Finally, it should be noted that the sequencing technology does not allow for identification of the origin of microbial RNA. That is, we cannot distinguish whether the observed microbial signatures in blood are originated from bacterial communities actually present in the blood, or whether the RNA crossed into the bloodstream from elsewhere.

Increased microbial diversity in SCZ samples

To evaluate potential differences in microbial profiles of individuals with the different disorders (SCZ, BPD, ALS) and unaffected controls, we explored the composition and richness of the microbial communities across the groups.

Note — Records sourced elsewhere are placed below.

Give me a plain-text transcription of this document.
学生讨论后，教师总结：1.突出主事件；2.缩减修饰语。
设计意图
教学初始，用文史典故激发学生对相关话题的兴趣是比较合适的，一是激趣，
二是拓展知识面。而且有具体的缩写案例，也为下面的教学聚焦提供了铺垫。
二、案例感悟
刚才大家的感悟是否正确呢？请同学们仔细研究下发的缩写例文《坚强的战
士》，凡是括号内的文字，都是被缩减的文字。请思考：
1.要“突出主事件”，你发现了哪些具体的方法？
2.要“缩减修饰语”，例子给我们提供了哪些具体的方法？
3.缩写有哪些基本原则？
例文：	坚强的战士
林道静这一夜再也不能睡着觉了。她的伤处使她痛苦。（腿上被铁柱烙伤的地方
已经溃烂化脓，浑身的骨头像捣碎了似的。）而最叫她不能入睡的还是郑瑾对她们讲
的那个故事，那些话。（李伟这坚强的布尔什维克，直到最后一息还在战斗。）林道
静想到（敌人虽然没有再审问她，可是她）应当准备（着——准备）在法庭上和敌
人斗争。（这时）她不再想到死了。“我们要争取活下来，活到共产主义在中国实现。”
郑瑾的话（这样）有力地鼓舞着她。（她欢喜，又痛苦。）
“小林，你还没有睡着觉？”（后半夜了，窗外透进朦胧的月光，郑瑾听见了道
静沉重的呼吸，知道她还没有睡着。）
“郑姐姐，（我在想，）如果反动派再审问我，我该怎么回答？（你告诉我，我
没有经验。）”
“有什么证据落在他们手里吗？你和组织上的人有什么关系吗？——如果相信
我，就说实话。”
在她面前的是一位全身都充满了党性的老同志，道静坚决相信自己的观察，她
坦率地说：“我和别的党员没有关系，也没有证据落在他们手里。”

We observed increased alpha diversity in SCZ samples compared to all other groups (ANCOVA P < 0.005 for all groups, Fig. 3a, Table 2 and Table S5, Bonferroni correction). These differences are corrected for covariates and are independent of potential confounders, such as experimenter and RNA extraction run (Figure S1 and S2), and they are not the consequence of a different number of reads being detected as microbial in SCZ samples (see Supplementary Results). No significant differences were observed between the three remaining groups (BPD, ALS, Controls). In our sample, alpha diversity was found to be a significant predictor of SCZ status and explained 5.0% of the variation as measured by reduction in Nagelkerke’s R2 from logistic regression. We observe no correlation between polygenic risk scores38 and alpha diversity in our SCZ sample (n = 32, Kendall’s tau = 0.008, P= 0.96, Supplementary Methods). We also did not observe differences in alpha diversity between sexes or across ages, nor are our results driven by the relatively younger SCZ cohort (Supplementary Results). Alpha diversity at other main taxonomic ranks yields a similar pattern of increased diversity in SCZ (Figure S3).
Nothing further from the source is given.